First, you should be able to choose (as George says) where to store information you created, and you might have reasons for choosing different hosts for information that has different levels of sensitivity, needs for high-availability access, needs for fine-grained access control specific to certain data types, etc. There needs to be an option not just to import/export everything en masse from one competing hosting environment to another, but also to tolerate multiple sources of data at once. It almost feels anti-web to prefer an architecture that requires everything to live together on one server.

Second, it doesn’t make sense to throw information about you for which you’re not authoritative (like your credit score, or really any reputation data) into one aggregation pile; you can’t control the value, but it’s still “yours” in lots of other senses. You might have the right to track who sees it, but a live copy shouldn’t reside in your one big database where you have write access. (I liked Gerry Gebel’s insight around this: Try to think of any application that relies on data from elsewhere to be stateless with respect to it. Another way to think about it is that you want to achieve a sort of “first normal form”, where information properly lives wherever its authoritative source chooses it to live.)

George notes that if you can authorize a relying party to get the data from whatever your preferred source is, you can get the best of both worlds.
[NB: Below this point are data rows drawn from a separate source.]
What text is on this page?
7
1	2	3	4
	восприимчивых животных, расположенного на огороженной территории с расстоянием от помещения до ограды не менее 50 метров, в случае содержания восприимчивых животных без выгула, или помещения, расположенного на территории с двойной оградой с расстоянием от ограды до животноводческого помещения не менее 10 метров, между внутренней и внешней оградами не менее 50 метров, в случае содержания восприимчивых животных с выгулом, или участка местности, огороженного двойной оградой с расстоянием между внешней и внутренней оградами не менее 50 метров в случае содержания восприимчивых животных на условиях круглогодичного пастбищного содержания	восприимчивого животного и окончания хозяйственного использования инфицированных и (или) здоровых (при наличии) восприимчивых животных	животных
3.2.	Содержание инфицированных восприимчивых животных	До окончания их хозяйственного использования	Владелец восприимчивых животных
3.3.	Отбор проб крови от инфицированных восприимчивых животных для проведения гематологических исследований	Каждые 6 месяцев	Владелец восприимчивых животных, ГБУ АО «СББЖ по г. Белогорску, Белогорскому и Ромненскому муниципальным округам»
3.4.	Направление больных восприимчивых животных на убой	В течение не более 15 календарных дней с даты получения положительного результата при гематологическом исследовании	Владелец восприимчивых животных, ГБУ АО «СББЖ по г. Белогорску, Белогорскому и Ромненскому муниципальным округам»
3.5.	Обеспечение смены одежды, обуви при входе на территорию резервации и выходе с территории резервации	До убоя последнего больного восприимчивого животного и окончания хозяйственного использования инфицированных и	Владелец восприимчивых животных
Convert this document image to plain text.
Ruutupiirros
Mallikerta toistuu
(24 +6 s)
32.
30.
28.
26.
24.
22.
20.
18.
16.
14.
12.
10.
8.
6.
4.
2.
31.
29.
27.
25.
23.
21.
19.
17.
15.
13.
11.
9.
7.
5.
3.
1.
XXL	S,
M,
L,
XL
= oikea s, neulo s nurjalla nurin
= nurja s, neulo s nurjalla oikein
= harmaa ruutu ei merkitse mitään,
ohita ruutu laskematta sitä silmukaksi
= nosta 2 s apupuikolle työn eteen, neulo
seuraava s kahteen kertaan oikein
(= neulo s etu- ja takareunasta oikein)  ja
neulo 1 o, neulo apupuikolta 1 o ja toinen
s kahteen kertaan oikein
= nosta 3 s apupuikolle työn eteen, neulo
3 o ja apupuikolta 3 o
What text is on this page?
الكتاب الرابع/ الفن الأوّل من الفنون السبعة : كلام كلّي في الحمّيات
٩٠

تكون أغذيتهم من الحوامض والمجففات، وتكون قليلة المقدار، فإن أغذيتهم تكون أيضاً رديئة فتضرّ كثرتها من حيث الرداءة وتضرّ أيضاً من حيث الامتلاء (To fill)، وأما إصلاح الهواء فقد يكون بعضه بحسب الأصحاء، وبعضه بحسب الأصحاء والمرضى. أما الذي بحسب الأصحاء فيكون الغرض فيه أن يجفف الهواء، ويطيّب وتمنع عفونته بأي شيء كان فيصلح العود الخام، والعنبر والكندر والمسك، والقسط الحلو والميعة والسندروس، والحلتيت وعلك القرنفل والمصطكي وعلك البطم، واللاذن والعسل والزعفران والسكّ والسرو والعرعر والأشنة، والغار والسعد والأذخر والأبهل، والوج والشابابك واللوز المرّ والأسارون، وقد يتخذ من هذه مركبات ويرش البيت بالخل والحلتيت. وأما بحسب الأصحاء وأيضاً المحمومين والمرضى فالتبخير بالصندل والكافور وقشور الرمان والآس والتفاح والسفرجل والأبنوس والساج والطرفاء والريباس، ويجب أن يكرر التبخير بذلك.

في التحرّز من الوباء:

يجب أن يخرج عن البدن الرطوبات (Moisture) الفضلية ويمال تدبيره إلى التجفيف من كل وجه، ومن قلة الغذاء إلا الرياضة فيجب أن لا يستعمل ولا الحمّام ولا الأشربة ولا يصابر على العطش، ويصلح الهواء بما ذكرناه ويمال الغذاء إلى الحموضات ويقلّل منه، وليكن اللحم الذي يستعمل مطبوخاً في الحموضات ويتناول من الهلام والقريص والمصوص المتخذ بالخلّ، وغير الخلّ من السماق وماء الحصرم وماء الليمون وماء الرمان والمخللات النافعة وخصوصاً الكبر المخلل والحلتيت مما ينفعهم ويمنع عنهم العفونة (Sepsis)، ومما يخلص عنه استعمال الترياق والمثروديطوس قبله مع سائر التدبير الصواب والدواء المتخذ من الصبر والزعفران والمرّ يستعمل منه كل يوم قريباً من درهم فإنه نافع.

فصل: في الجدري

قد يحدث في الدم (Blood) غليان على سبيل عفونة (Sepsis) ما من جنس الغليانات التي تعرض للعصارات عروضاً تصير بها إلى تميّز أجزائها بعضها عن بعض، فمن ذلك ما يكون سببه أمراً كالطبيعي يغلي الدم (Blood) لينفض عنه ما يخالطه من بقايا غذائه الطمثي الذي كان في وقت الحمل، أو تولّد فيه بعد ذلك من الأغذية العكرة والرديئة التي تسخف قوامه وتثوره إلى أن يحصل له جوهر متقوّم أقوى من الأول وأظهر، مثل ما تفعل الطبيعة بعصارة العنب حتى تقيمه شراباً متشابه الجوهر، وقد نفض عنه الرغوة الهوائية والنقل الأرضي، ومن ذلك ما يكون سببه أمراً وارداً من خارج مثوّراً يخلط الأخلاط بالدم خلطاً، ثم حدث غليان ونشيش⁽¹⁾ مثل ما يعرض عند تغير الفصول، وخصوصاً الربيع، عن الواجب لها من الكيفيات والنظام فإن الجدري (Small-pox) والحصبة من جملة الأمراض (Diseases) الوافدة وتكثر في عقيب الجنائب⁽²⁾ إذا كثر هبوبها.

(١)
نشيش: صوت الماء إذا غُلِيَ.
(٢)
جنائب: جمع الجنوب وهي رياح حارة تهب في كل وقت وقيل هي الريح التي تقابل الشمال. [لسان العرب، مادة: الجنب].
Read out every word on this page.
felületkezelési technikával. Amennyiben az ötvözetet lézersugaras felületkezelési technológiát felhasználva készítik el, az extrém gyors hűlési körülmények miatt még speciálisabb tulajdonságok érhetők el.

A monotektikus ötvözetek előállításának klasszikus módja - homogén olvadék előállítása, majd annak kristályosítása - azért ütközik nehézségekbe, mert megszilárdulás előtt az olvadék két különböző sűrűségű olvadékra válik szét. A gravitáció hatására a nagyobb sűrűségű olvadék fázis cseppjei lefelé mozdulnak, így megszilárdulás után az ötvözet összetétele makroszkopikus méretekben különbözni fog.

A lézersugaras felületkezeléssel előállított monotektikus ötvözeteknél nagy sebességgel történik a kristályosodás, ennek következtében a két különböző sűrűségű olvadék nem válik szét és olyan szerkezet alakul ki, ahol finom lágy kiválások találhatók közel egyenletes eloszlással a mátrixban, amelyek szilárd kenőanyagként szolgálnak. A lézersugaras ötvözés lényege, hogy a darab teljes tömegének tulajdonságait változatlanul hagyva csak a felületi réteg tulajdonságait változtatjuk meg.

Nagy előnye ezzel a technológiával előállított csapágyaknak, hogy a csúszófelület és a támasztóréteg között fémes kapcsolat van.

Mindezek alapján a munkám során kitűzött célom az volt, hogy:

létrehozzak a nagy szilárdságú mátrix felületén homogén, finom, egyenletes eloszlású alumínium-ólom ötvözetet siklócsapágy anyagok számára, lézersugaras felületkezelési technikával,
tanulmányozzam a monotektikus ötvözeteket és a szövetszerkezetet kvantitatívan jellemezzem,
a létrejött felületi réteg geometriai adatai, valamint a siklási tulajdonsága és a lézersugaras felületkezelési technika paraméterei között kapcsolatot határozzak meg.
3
It’s aggregating some parts of data provisioning, usage, and auditing, but not the actual residence of the data.

I’ve become convinced that multi-sourced data access is a requirement for the core permissioned data sharing issue that’s common to identity, VRM, and social networking use cases.

I happened to do a webcast yesterday that describes the VRM proposition — you can watch the recording if you register for a free account — and I went into a bit of detail about the technical requirements I see, along with reviewing some of the architectures at our disposal for achieving them. (The good news is, there are already several…) [UPDATE: Slides are now available here.] I think I need to start adding this requirement to my list.